でも、それでもいいと最近思うようになった。
それでもいい。
たとえば
今他人にから見たら
不幸な事が起こっているように見えても、
実際そうであっても、
それでいい。
心の中が消えない過去で傷が痛み出しても
自分が無力で価値がないと思えても
嫌気がさしても
それでもいい。
どちらでもいいような気がしてきた。
だけど、
もうその事にだめ!と心すり減らすことなく、
心軽くなっていい。
そう思う。
家族じゃなくて、
他人でもなくて、
まず自分。
自分に愛をちゃんと注ぐ。
自分に愛情かけること。
慣れてないと意外とむずかしい、これ。
意識しないとすぐ忘れちゃう。
もう自分を怖がらせないよ。
思い出して怖くなっても否定しないよ。
青い空が憂鬱だったあの頃から比べたら、
私はあの時放った願いの中に生きてる。
大切な家族。
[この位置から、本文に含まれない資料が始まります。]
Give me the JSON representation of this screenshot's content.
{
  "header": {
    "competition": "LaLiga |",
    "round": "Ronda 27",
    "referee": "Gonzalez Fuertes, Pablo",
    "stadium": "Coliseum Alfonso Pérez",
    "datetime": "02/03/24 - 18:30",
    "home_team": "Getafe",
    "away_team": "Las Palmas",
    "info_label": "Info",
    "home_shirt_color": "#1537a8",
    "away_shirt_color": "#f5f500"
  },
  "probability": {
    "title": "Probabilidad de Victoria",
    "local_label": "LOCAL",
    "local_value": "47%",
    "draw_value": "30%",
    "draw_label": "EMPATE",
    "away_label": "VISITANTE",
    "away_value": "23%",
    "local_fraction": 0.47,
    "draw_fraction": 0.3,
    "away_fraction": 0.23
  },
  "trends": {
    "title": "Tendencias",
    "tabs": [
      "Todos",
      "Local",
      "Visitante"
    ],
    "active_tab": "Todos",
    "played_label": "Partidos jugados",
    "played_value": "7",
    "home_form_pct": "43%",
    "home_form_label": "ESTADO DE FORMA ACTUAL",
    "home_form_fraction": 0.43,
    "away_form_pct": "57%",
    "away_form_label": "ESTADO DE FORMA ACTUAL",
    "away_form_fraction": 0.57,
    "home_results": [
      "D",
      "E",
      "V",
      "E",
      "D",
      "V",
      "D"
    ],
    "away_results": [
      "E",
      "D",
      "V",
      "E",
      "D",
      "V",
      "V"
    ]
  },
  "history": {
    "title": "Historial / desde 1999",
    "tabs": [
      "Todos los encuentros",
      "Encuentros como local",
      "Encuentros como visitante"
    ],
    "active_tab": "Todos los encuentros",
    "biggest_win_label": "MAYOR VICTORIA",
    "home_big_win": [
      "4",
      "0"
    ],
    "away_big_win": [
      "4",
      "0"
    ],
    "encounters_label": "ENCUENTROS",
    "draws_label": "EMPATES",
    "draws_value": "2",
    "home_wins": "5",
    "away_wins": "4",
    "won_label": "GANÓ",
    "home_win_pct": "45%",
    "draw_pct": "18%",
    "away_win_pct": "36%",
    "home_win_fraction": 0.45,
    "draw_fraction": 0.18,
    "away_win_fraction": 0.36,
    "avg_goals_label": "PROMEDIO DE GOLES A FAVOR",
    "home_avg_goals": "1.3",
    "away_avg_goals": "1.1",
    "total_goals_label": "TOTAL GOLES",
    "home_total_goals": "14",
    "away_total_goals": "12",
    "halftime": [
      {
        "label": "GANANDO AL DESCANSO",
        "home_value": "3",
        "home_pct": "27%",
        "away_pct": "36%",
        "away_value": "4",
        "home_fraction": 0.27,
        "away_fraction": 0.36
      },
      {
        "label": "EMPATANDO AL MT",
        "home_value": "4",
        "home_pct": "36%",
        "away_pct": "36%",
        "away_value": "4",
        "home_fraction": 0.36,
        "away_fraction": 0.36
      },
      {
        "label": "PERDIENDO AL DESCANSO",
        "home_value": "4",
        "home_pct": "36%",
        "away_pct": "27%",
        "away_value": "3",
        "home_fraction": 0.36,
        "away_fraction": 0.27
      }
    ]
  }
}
笑顔。笑い声。
陽だまりの部屋。
豊かな緑。
心地よい風。
身体が休まるリビング。
他人の視線がこわくて
どこに行っても
カチコチに緊張していた、あの頃の自分。
極度の緊張からか、
他人の言葉が異国語のように
聞き取れなくなった一時期の苦悩。
誰にも言えず、
生きることが怖くてたまらなかった。
肩を落としている
あの頃の自分に、
「大丈夫、大丈夫」と語りかけて、
肩にそっと手を充ててあげる。
抱きしめてあげる。
そのままでいいよって。
身体の緊張を解いてあげる。
そんなイメージで
今日も最初で最後の今を生きる。
いずれは皆んな終わりを迎えるのだから、
あれこれ考えたって、
どうしようもない時もある。
今、安らげる場所、環境を、自分に。